曆は月の満ち欠け周期に基づく太陰暦、太陽の日周運動に基づく太陽暦、2つを合わせた太陰太陽暦に大別されます。太陽を崇めていた古代エジプトでは、早くも紀元前数千年前から太陽暦(エジプト暦)が採択されていました。

同時に簡易的な日時計が使われていた記録も残っています。精度が向上して広く用いられるようになったのは、時代が下った古代ギリシアや古代ローマの時代です。日本では奈良時代、遣唐使として唐に渡った吉備真備が持ち帰った日時計が最初といわれています。

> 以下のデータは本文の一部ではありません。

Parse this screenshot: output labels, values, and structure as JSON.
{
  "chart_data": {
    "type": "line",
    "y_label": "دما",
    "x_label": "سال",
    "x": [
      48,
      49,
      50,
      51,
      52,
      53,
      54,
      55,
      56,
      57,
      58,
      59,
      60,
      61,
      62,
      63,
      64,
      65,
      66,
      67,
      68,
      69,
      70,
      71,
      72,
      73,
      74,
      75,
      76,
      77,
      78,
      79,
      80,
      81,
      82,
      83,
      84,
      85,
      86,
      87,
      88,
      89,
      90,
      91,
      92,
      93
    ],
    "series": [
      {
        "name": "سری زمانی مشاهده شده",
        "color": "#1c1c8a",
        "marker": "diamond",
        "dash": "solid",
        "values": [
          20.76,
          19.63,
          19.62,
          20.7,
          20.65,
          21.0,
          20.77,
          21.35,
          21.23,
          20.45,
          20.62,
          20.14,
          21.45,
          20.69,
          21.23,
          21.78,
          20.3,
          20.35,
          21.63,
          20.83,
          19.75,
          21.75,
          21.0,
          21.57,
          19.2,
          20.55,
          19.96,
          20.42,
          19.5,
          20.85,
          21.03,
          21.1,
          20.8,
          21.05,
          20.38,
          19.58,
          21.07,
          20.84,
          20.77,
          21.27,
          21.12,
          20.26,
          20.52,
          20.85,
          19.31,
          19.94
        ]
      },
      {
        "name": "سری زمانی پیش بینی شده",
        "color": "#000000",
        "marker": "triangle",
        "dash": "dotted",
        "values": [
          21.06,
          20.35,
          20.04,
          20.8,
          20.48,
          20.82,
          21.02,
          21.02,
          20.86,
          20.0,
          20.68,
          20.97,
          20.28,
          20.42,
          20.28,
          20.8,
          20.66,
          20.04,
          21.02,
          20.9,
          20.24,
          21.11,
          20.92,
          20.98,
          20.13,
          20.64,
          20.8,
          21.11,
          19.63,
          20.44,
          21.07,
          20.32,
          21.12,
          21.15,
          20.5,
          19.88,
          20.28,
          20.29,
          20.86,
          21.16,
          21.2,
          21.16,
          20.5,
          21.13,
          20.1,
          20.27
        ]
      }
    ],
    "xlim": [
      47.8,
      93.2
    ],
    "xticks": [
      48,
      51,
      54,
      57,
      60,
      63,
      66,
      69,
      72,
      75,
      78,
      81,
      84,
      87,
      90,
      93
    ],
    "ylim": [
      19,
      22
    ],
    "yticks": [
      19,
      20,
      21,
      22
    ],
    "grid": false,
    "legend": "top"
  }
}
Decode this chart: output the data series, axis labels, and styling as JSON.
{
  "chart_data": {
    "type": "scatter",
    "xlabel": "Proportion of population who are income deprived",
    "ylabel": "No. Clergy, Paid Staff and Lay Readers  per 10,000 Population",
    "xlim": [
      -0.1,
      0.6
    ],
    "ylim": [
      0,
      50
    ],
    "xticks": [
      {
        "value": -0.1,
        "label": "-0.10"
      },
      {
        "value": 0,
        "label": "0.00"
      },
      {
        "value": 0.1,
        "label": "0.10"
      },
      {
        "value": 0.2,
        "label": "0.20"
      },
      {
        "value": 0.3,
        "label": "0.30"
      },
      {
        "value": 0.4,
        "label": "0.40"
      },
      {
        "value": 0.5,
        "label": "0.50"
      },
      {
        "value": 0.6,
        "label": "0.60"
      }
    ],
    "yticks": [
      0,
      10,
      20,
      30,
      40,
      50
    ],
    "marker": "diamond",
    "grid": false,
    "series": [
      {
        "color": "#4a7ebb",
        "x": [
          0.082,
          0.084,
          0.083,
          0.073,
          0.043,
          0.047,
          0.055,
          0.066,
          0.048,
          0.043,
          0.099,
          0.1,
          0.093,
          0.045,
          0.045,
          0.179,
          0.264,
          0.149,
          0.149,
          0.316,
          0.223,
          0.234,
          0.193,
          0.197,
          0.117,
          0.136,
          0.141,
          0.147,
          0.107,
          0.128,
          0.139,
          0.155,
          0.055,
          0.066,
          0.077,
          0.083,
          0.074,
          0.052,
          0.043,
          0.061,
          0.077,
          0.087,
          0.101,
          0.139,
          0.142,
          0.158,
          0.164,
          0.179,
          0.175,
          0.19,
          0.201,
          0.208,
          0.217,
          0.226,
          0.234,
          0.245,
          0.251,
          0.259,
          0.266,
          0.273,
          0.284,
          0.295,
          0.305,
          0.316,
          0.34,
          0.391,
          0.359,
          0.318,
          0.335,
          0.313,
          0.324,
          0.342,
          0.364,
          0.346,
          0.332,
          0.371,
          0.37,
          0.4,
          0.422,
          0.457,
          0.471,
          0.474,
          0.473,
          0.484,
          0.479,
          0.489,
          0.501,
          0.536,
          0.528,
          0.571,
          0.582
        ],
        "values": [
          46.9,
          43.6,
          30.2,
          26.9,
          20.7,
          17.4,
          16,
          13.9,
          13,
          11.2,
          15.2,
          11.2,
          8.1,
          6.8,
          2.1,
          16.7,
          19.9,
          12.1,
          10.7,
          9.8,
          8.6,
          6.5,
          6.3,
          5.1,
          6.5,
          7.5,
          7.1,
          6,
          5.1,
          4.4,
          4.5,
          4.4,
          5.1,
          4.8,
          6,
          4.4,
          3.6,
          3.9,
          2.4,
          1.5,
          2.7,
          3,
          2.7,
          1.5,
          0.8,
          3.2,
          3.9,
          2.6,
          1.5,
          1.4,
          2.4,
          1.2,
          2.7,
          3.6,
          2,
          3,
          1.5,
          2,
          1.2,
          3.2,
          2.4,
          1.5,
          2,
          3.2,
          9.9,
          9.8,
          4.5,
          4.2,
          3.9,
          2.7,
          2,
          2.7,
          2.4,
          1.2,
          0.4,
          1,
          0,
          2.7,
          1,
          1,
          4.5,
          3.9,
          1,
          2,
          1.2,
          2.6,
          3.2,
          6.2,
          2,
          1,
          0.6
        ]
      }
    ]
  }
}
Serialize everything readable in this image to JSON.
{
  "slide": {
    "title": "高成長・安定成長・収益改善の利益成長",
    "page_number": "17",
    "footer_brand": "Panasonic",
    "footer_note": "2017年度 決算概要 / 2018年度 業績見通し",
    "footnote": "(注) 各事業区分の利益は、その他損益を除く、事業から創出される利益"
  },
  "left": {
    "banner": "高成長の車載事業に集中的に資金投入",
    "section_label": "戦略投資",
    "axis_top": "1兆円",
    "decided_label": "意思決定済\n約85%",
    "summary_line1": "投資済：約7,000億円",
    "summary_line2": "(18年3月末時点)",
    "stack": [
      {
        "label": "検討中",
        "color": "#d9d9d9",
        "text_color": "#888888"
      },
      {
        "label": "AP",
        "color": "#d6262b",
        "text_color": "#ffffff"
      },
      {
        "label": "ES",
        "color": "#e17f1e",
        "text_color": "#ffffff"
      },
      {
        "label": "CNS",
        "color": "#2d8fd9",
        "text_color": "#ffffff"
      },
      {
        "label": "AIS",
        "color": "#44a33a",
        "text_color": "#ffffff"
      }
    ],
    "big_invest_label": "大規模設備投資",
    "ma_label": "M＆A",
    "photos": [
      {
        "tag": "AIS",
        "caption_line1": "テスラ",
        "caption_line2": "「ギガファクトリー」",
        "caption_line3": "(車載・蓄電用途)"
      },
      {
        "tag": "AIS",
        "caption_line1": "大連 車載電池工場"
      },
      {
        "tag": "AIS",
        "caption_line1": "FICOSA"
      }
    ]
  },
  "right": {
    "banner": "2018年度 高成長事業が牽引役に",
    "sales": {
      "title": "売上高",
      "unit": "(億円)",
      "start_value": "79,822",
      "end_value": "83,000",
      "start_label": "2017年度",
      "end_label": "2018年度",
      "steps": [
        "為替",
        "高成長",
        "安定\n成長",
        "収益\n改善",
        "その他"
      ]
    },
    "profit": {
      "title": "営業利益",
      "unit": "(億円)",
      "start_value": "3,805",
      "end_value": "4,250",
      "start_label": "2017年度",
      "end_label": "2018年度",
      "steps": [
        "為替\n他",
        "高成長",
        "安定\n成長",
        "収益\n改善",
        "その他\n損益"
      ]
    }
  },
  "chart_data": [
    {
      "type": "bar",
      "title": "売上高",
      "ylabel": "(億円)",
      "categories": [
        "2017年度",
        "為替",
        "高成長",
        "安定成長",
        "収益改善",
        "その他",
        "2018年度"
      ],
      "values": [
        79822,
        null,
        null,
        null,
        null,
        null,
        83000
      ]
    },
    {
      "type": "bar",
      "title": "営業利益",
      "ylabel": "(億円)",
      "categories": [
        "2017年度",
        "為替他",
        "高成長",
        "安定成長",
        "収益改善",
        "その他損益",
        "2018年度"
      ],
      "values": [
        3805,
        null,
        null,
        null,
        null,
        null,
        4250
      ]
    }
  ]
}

庶民文化研究家の町田忍さんは、この日時計を自著『町田忍の昭和遺産100』(天夢人刊)のなかで、令和に伝えていきたい「昭和遺産」に認定しています。町田さんが注目したのが、小原型と呼ばれる日時計です。

「現在、日時計は公園などを飾るモニュメントという感覚ですが、日時計自体は近代になっても使用されていました。明治時代には、誤差が大きい機械式時計の時間合わせに正午計(日時計の一種)が用いられていたのです。

日時計は緯度・経度によって指針の方角や傾きを調整する必要がありますが、諸条件をクリアして設置するとかなり正確な時間が計れます。なかでも小原銀之介が考案した小原型日時計の精度は抜きん出ています」(町田さん)

ギネスブックにも登録された

明治・大正・昭和を生きた小原銀之介(昭和58年没)は、美術書の編集者時代に西洋の庭園美術として紹介されていた日時計に魅せられ、独学で天文学や数学の研究を始めました。

「正確な日時計を設計するためには、太陽の動きや緯度・経度の計測といった複雑な計算が不可欠だからです。昭和30年代後半、研究成果が実って東京学芸大学付属小学校や国立科学博物館に最初の小原型日時計が設置され、注目されたのです。

その後、1973(昭和48)年にドイツのハンブルクに小原型日時計が設置されると、世界がその正確性に驚いて『世界一正確な日時計』としてギネスブックに登録されました。

国立科学博物館に設置されたものがもっとも正確で、時差わずか4秒といわれています。驚きですね。

小原さんが生前に設置した小原型日時計は全部で400基以上(日本はもとよりアメリカ・ヨーロッパ諸国・中国なども含まれる)で、現在では『日時計の王様』としてその業績が称えられています」(町田さん)

計算しつくされた唯一無二の日時計

小原型日時計の素材は真鍮・石・ステンレスなどと多彩で、多くの日時計の目盛りは5分刻み。付帯情報として東西南北八方位、磁北、緯度・経度、標高、二至二分の日の出・日の入り方位なども刻まれています。

「日時計の先に小さな地球儀が取り付けられているのも特徴。その地球儀の日照範囲は本物の地球と同じ! つまり、日時計の指針が示す時刻の、同角度・同方向の太陽光が地球儀にあたるように取り付けられているのです。

まさに計算しつくされた唯一無二の存在です。私はこの日時計に魅せられ、全国に設置された小原型日時計を追いかけて写真を撮影してきました」(町田さん)

小原さんの没後は、娘の小原輝子さんがその遺志を受け継いで、国内外に70基以上の小原型日時計を制作。日時計作家の第一人者として活躍しています。

小原型日時計で時刻を読むと、ゆっくりと動く影から地球や天体の動き、自然の摂理が伝わってくるような気がしてくるから不思議です。読者のみなさんの近くにも、きっと小原型日時計が置かれている場所があるはず。ぜひ探してみてはいかがでしょうか。